İyi ki anne olmuşum :)

5 yorum:

  1. Benzer takıntılar, benzer düşünceler, benzer ruh halleri ve aynı yaş... Bir tek farkla, ben anne değilim. İnşallah senin gibi hissederim bir gün, anne olursam tabi eğer. (47-48 kilodan 50'ye doğru hüzünle ilerliyorum ki doğum da yapmadım:) Hayat böyle bir şey.. (Kızanlar olduğuna eminim şimdi ama sen beni anladın, ona da eminim:)
    Sevgiler kocaman...

    YanıtlaSil
  2. Sibel, orta yaş bunalımına bulanmış durumdayım :) Bazen asla geri dönüş olmaması beni hüzünlendiriyor. Yaşın getirdiği bir kilo artışı da var. Bu doğanın kanunu ve morali bozan aslında bu!
    Neyse, sağlıklı olalım da bir iki kilo tek derdimiz olsun :)

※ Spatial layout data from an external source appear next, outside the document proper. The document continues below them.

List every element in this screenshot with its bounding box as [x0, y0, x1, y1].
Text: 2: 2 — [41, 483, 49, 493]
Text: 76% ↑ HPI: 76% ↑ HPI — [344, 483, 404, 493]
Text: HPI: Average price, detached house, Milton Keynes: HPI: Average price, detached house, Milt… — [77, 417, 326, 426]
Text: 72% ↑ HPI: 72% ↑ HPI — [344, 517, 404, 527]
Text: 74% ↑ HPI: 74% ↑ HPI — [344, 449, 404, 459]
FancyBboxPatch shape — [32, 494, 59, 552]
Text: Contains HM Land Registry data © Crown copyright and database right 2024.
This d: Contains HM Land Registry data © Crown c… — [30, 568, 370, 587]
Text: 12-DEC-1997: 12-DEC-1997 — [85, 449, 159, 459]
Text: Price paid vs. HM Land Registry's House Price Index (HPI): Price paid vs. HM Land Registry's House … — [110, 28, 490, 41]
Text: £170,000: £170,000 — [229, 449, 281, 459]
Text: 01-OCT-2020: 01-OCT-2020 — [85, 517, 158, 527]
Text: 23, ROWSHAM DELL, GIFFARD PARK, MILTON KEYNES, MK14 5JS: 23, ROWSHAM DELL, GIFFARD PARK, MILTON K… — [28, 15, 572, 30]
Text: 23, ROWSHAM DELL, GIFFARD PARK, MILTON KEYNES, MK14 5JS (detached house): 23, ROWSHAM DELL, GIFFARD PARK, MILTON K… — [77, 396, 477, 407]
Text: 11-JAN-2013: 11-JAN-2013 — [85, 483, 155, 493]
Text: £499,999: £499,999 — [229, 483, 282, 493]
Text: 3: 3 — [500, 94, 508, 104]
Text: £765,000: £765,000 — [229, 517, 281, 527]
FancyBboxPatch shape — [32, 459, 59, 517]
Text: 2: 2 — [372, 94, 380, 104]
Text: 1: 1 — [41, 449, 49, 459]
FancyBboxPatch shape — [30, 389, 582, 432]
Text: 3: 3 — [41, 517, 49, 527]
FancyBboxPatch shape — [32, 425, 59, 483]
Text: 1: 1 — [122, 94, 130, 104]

    Evet insanlar kızabilir ama herkesin alışkınlıkları, sıkıntıları farklı :)
    Kimisi için ay! ne güzel denilen kilolar bazılarımız için kabus oluyor.

    Sevgiler.

    YanıtlaSil
  3. Hep bize dair insana ait gayet insansı kaygılarımız... İyi ki de varlar bizi biz yapan tüm eksikler fazlalar.

    Mahir doğduğu günden beri benimle yatıyor. Defalarca çözüm yolları arasak da sonuc değişmedi. Yarın kardesleri geldikten sonra durum ne olacak hic bilmiyorum. Su an zaten duvardan duvara yatak modundayiz mahir sıdika biz ikizler gelince eş ınsanını atıp öyle koyun koyuna yatacağız herhalde.

    Sevgiler Ege ye ve sana

    YanıtlaSil
  4. Geldim gittim, geldim gittim yoksun. Şu sevdiğim blogların linklerini koymadım ya sayfama ondan tabii böyle gelip gelip gitmem. Neyse...

    Ben boy ve yapı itibariyle o senin bahsettiğin kiloları çocukluk yaşlarımda gördüm. Ama doğru, herkesin mutlu olduğu bir hali, kilosu var. Senin de şunun şurasında iki kilon kalmış, daha ne olsun, halletmişsin kilo olayını.

    Ege'ye öpücükler.

    YanıtlaSil
  5. hAYAT BÖYLE BİR YER İŞTE,AKIP GİDİYOR GERÇEKTEN SU GİBİ.bİR DÖNÜP BKMIŞSIN AYLAR,YILLAR ARKANDA ACISI TATLISI İLE.